Maurice Escande(1892-1973)
- Actor
The name of Maurice Escande is inextricably linked to the
Comédie-Française, the oldest and most illustrious theatre company of
France. He indeed belonged to the troupe - with only a few
interruptions - from 1918 to 1970, rose through the ranks from
"pensionnaire" (paid actor) to "sociétaire" (regular member) to chief
administrator between 1960 and 1970. Born on 4-11-1892, he is still a
teen when he decides to become an actor. A play seen at the Odeon is
the revelation of his vocation. He studies drama with
Denis d'Inès and Raphaël Duflos and wins
two acting prizes, one in comedy, another in tragedy.
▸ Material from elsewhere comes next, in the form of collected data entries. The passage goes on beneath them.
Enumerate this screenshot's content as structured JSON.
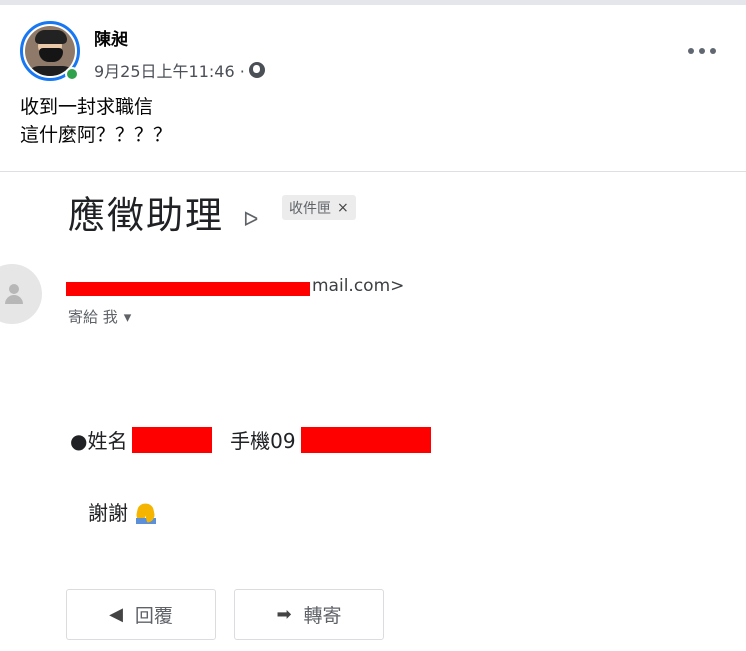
{
  "post": {
    "author": "陳昶",
    "timestamp": "9月25日上午11:46 ·",
    "text_line1": "收到一封求職信",
    "text_line2": "這什麼阿？？？？"
  },
  "email": {
    "subject": "應徵助理",
    "label_chip": "收件匣",
    "label_chip_close": "×",
    "sender_visible": "mail.com>",
    "to_label": "寄給 我",
    "to_dropdown": "▾",
    "body_name_label": "●姓名",
    "body_phone_label": "手機09",
    "thanks": "謝謝",
    "reply_label": "回覆",
    "forward_label": "轉寄",
    "important_icon": "ᐅ",
    "reply_icon": "◀",
    "forward_icon": "➡"
  },
  "colors": {
    "redaction": "#ff0000",
    "online": "#31a24c",
    "avatar_ring": "#1877f2"
  }
}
It is the
beginning of a long and prestigious career on the stage where he played
Racine, Corneille, Victor Hugo, Musset, Balzac, Molière, Verlaine,
Voltaire, Shakespeare, Beaumarchais, Vigny, Guitry, Rostand,
Montherlant... and that is not the half of it! Not content to tread the
boards, to direct plays, to teach drama to dozens of future thespians
such as Claude Piéplu and
Michel Bouquet, Maurice Escande was also
a movie actor, from 1917 to 1970. But the adjective "prestigious"
cannot apply to his film career, rich in terms of quantity (70 titles)
but much less in terms of quality. Too few great names of French cinema
used him, and when they did, they tended to hire Escande for their
lesser efforts like Marcel Pagnol for
Le gendre de Monsieur Poirier (1933)
or Jean Grémillon for
L'étrange Madame X (1951). And what
a lot of cheesy titles in his filmography signed by patented rubbishy
filmmakers as Wulschleger, Caron, Vallée, Hugon, Tavano, Couzinet,
Jayet! Just to boil the pot for sure. However Escande lent his handsome
figure (wasn't he a matinée idol in the first silent movies he made?),
natural distinction and elegance to a couple of really important works
among which Abel Gance's shocking (for the
time) historic drama
Lucrezia Borgia (1935), in which he
was the Duke of Gandie, Jean Renoir's_La
Marseillaise
(1937)_, where he embodied the
village squire, 'Abel Gance's
Le Capitaine Fracasse (1943),
as the Marquis des Bruyères, Sacha Guitry's
The Lame Devil (1948) as
Metternich, and
Man to Men (1948) or to
less ambitious but good quality films directed by
Henri Diamant-Berger(Three Musketeers (1932)),
Georges Lacombe
(Les époux scandaleux (1935),
Café de Paris
(1938)_), Robert Vernay (_Le père Goriot (1944)_,
Le capitan (1946)),
Albert Valentin
(La vie de plaisir (1944)),
etc. Anyway, Maurice Escande's great presence and noble bearing was
always added value to the films he appeared in, whatever their quality
was. Very often a noble (count, duke, marquis, prince or even king:
Louis XIV, Louis XV), he was one of the great names of French theater
who brought their talent to the seventh art, enhancing a film when it
was good and making it bearable when it was a bomb.